Recent advances in whole-slide imaging (WSI) technology have led to the development of a myriad of computer vision and artificial intelligence-based diagnostic, prognostic, and predictive algorithms. Computational Pathology (CPath) offers an integrated solution to utilise information embedded in pathology WSIs beyond what can be obtained through visual assessment. For automated analysis of WSIs and validation of machine learning (ML) models, annotations at the slide, tissue, and cellular levels are required. The annotation of important visual constructs in pathology images is an important component of CPath projects.

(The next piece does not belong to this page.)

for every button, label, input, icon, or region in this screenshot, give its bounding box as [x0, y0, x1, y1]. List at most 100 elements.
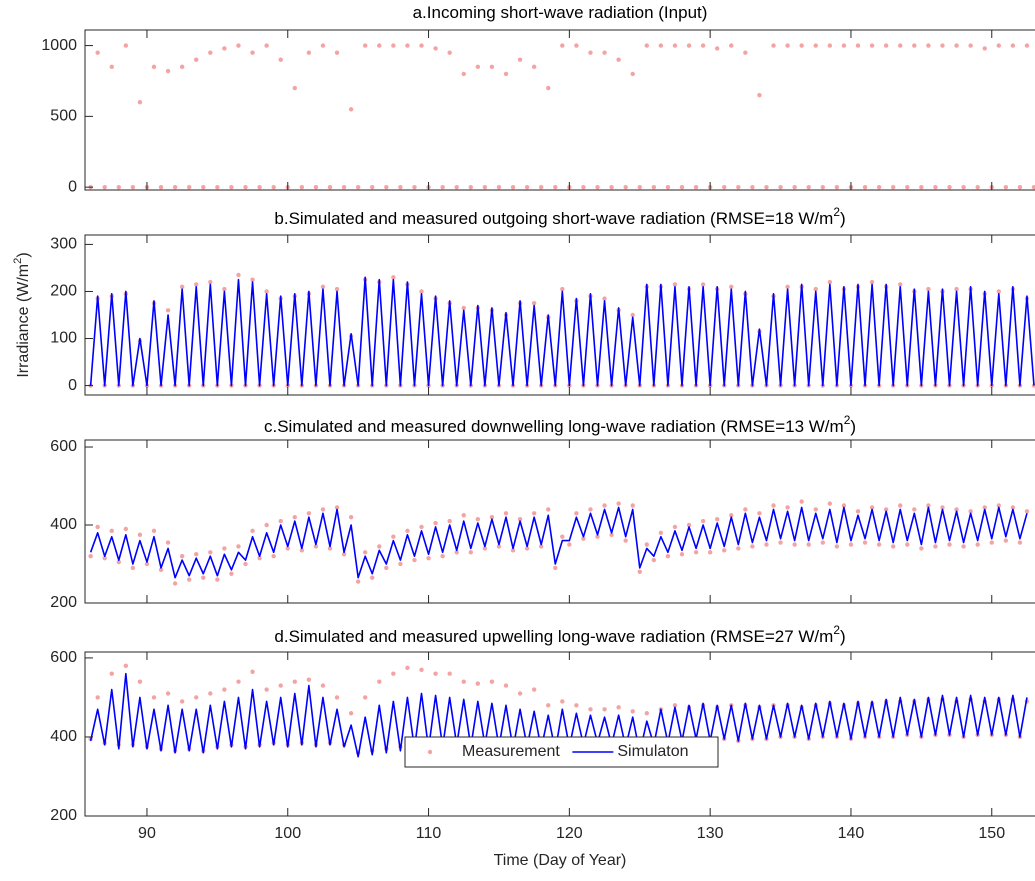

Improper annotations can result in algorithms that are hard to interpret and can potentially produce inaccurate and inconsistent results. Despite the crucial role of annotations in CPath projects, there are no well-defined guidelines or best practices on how annotations should be carried out. In this paper, we address this shortcoming by presenting the experience and best practices acquired during the execution of a large-scale annotation exercise involving a multidisciplinary team of pathologists, ML experts, and researchers as part of the Pathology image data Lake for Analytics, Knowledge and Education (PathLAKE) consortium. We present a real-world case study along with examples of different types of annotations, diagnostic algorithm, annotation data dictionary, and annotation constructs. The analyses reported in this work highlight best practice recommendations that can be used as annotation guidelines over the lifecycle of a CPath project.

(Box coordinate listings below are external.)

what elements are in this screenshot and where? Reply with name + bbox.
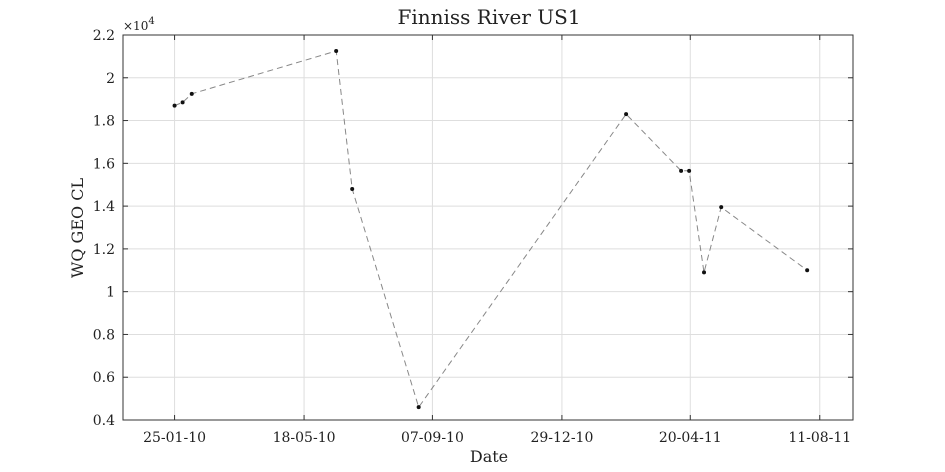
data-point — [189, 91, 194, 96]
data-point — [624, 112, 629, 117]
tick-labels: 0.4 0.6 0.8 1 1.2 1.4 1.6 1.8 2 2.2 25-01-10 18-05-… — [93, 28, 851, 446]
x-tick-label: 18-05-10 — [273, 430, 336, 446]
data-point — [172, 103, 177, 108]
x-tick-label: 29-12-10 — [530, 430, 593, 446]
y-tick-label: 1.2 — [93, 242, 115, 258]
data-point — [679, 168, 684, 173]
x-tick-label: 25-01-10 — [143, 430, 206, 446]
series-group — [172, 49, 810, 410]
y-tick-label: 0.6 — [93, 370, 115, 386]
y-tick-label: 0.4 — [93, 413, 115, 429]
y-tick-label: 1 — [106, 285, 115, 301]
data-point — [687, 168, 692, 173]
data-point — [350, 187, 355, 191]
y-exponent: ×104 — [123, 16, 155, 33]
data-point — [719, 205, 724, 210]
x-tick-label: 11-08-11 — [788, 430, 851, 446]
data-point — [702, 270, 707, 275]
y-tick-label: 1.6 — [93, 156, 115, 172]
x-tick-label: 20-04-11 — [659, 430, 722, 446]
chart-title: Finniss River US1 — [397, 5, 580, 29]
x-tick-label: 07-09-10 — [401, 430, 464, 446]
data-point — [805, 268, 810, 273]
data-point — [416, 405, 421, 410]
data-point — [180, 100, 185, 105]
grid — [123, 34, 853, 421]
y-tick-label: 1.4 — [93, 199, 115, 215]
x-axis-label: Date — [470, 447, 508, 466]
plot-frame — [122, 34, 854, 421]
data-point — [334, 49, 339, 54]
y-tick-label: 2.2 — [93, 28, 115, 44]
y-tick-label: 1.8 — [93, 114, 115, 130]
y-tick-label: 0.8 — [93, 327, 115, 343]
y-axis-label: WQ GEO CL — [68, 178, 87, 279]
series-line — [174, 50, 808, 409]
y-tick-label: 2 — [106, 71, 115, 87]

近年来,全玻片成像(WSI)技术的进步催生了大量基于计算机视觉和人工智能的诊断、预后和预测算法。计算病理学(CPath)提供了一种集成的解决方案,可利用病理学 WSI 中嵌入的信息,超越通过视觉评估所能获得的信息。为了对 WSI 进行自动分析并验证机器学习(ML)模型,需要在幻灯片、组织和细胞水平进行标注。病理学图像中重要视觉结构的标注是 CPath 项目的重要组成部分。不恰当的标注可能导致算法难以解释,并可能产生不准确和不一致的结果。尽管标注在 CPath 项目中起着至关重要的作用,但目前尚无关于如何进行标注的明确定义的指南或最佳实践。本文通过介绍在 Pathology image data Lake for Analytics, Knowledge and Education(PathLAKE)联盟中,病理学家、机器学习专家和研究人员组成的多学科团队执行大规模标注工作所获得的经验和最佳实践,解决了这一不足。我们提供了一个真实案例研究,并展示了不同类型的标注、诊断算法、标注数据字典和标注结构的示例。本工作中的分析报告强调了可在 CPath 项目生命周期中用作标注指南的最佳实践建议。